Black Ops of TCP/IP: Paketto Keiretsu 1.0 Release
Effugas writes "After pushing OpenSSH
to perform feats of secure tunneling far beyond what I ever expected it could
do, it became clear that some genuinely useful modes of network operation were
simply inaccessable without either replacing or manipulating core network protocols.
Since the basic infrastructure of the Internet isn't likely to change any time
soon, that left...creative manipulation and reconstruction of the Lingua Reseaux:
TCP/IP. Taking advantage of expectations,
pitting layers against eachother, finding new uses for old options and data fields -- instead of simply
unleashing the latest incarnation of some "Ping of Death", could such work
unveil hidden functionality within existing networks? As I discussed at
Black Hat 2002 and the inimitable
Defcon X, the answer is yes. And now,
proof of this is ready. BSD Licensed (in deference to the very source of TCP/IP),
The Paketto Keiretsu, Version 1.0,
is a collection of five interwoven
"proof of concepts" that explore, extract, and expose previously
untapped capacities embedded deep within networks and their stacks, at Layers 2 through 4.
The five --
scanrand,
minewt,
lc
(
linkcat
),
paratrace,
and the OpenQVIS
cross-disciplinary-a-go-go phentropy --
demonstrate Stateless TCP Scanning, Inverse SYN Cookies, Guerrila Multicast, Parasitic Tracerouting, Ethernet Trailer
Cryptography, and quite a bit more. (For details, stop by DoxPara Research
or check out the latest slides. The academic paper is coming "soon".)
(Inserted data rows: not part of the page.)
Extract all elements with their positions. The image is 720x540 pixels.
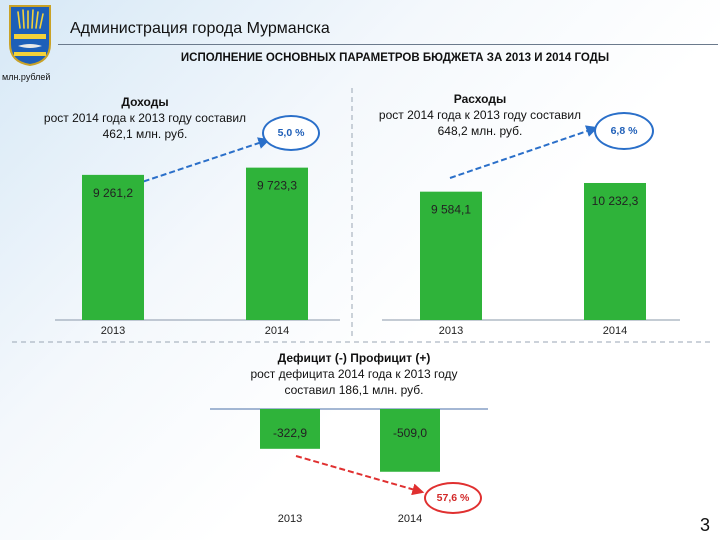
expense-growth-badge: 6,8 % bbox=[594, 112, 654, 150]
deficit-tick-label-2014: 2014 bbox=[398, 513, 422, 525]
deficit-caption: Дефицит (-) Профицит (+) рост дефицита 2… bbox=[232, 350, 476, 398]
income-growth-arrow bbox=[117, 137, 271, 191]
expense-tick-label-2014: 2014 bbox=[603, 325, 627, 337]
income-growth-badge: 5,0 % bbox=[262, 115, 320, 151]
expense-tick-label-2013: 2013 bbox=[439, 325, 463, 337]
header-divider bbox=[58, 44, 718, 45]
income-value-label-2014: 9 723,3 bbox=[257, 179, 297, 193]
income-bar-2013 bbox=[82, 174, 144, 320]
deficit-bar-2014 bbox=[380, 409, 440, 472]
deficit-tick-label-2013: 2013 bbox=[278, 513, 302, 525]
income-value-label-2013: 9 261,2 bbox=[93, 186, 133, 200]
deficit-heading: Дефицит (-) Профицит (+) bbox=[277, 351, 431, 365]
expense-bar-2014 bbox=[584, 182, 646, 320]
deficit-text-line1: рост дефицита 2014 года к 2013 году bbox=[250, 367, 458, 381]
page-number: 3 bbox=[699, 515, 710, 535]
deficit-value-label-2014: -509,0 bbox=[393, 426, 427, 440]
income-tick-label-2014: 2014 bbox=[265, 325, 289, 337]
expense-heading: Расходы bbox=[453, 92, 507, 106]
deficit-growth-arrow bbox=[295, 455, 425, 496]
deficit-growth-badge: 57,6 % bbox=[424, 482, 482, 514]
expense-growth-arrow bbox=[449, 125, 599, 179]
expense-text-line1: рост 2014 года к 2013 году составил bbox=[378, 108, 582, 122]
expense-bar-2013 bbox=[420, 191, 482, 320]
org-title: Администрация города Мурманска bbox=[70, 20, 330, 37]
expense-value-label-2014: 10 232,3 bbox=[592, 194, 639, 208]
page-subtitle: ИСПОЛНЕНИЕ ОСНОВНЫХ ПАРАМЕТРОВ БЮДЖЕТА З… bbox=[180, 52, 610, 64]
income-text-line1: рост 2014 года к 2013 году составил bbox=[43, 111, 247, 125]
coat-of-arms-icon bbox=[9, 5, 51, 66]
expense-text-line2: 648,2 млн. руб. bbox=[437, 124, 523, 138]
deficit-bar-2013 bbox=[260, 409, 320, 449]
expense-caption: Расходы рост 2014 года к 2013 году соста… bbox=[362, 91, 598, 139]
income-text-line2: 462,1 млн. руб. bbox=[102, 127, 188, 141]
income-bar-2014 bbox=[246, 167, 308, 320]
deficit-value-label-2013: -322,9 bbox=[273, 426, 307, 440]
income-heading: Доходы bbox=[121, 95, 169, 109]
expense-value-label-2013: 9 584,1 bbox=[431, 203, 471, 217]
income-caption: Доходы рост 2014 года к 2013 году состав… bbox=[30, 94, 260, 142]
unit-label: млн.рублей bbox=[2, 72, 51, 82]
income-tick-label-2013: 2013 bbox=[101, 325, 125, 337]
deficit-text-line2: составил 186,1 млн. руб. bbox=[284, 383, 424, 397]
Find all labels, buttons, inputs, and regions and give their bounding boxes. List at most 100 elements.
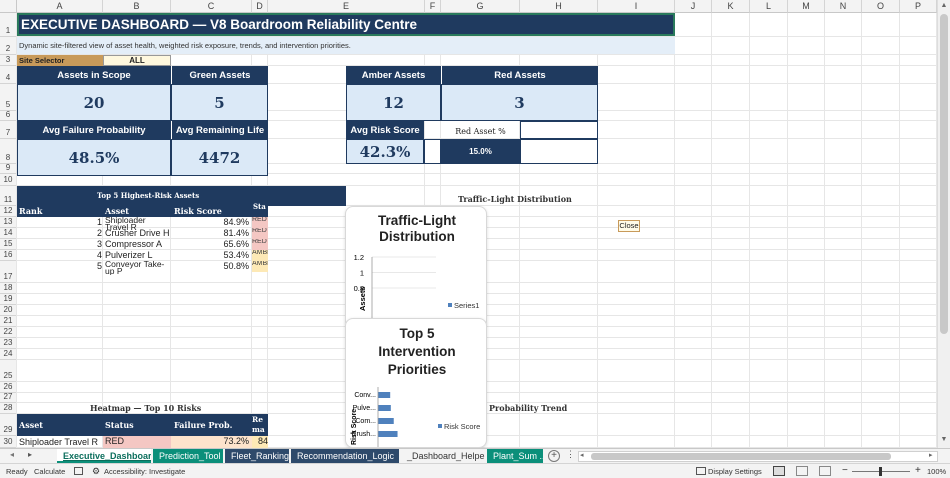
page-break-icon[interactable] [819,466,831,476]
zoom-slider[interactable] [852,467,910,476]
traffic-light-legend-swatch [448,303,452,307]
scroll-up-icon[interactable]: ▲ [940,2,948,9]
heatmap-row-status: RED [103,436,171,448]
tab-prediction-tool[interactable]: Prediction_Tool [153,449,223,463]
add-sheet-icon[interactable]: + [548,450,560,462]
row-header-24[interactable]: 24 [0,349,17,360]
column-header-n[interactable]: N [825,0,862,13]
column-header-h[interactable]: H [520,0,598,13]
row-header-20[interactable]: 20 [0,305,17,316]
column-header-l[interactable]: L [750,0,788,13]
row-header-13[interactable]: 13 [0,217,17,228]
page-layout-icon[interactable] [796,466,808,476]
tab-recommendation-logic[interactable]: Recommendation_Logic [291,449,399,463]
traffic-light-chart[interactable]: Traffic-Light Distribution 1.2 1 0.8 Serie… [345,206,487,328]
heatmap-header-status: Status [103,414,171,436]
column-header-d[interactable]: D [252,0,268,13]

In terms of actual usefulness, scanrand is no
nmap, but it's still interesting: During an authorized test inside a multinational corporation's class B,
scanrand detected 8300 web servers across 65,536 addresses. Time elapsed: approximately 4 seconds."
When choosing to post articles, some quick things to bear in mind:
1) What the hell is he talking about?
2) No Really, I got layer 2-4 networking, I even got "TCP/IP", but what, precisely has he done that is worthy of note here?
3) Besides which, to whom is this software suite useful? Does it have exploit probing, does it simply tell you what stuff lives where? Is it something faster than normal scanning procedures?
4) Background?
All of these things could be (if you were so inclined) attached to the end of our user's posts so that those of us who are interested, but completely lost by the pure amount of jargon flying about to understand, can figure out what is going on...
On a side note,
What the hell is the general purpose of these tools, indivdually or as a group?
hmmmm?
"the protocols the internet uses today are not conducive to certain types of networking tasks. however, tcp/ip, one of the internet's framework protocols, has a bunch of obscure parameters and fields that can be exploited to do new things [this isn't a very new concept.] i wrote a network scanner, fake NAT client, packet sniffer, traceroute utility, and some odd visualization tool. i like big words."
basically he wrote some new tools that are like the tools we already have but implemented in a slightly different way, except these tools were heralded by an obtuse 500-word self-aggrandizing technobabbling post on slashdot.
-fren
"Where are we going, and why am I in this handbasket?"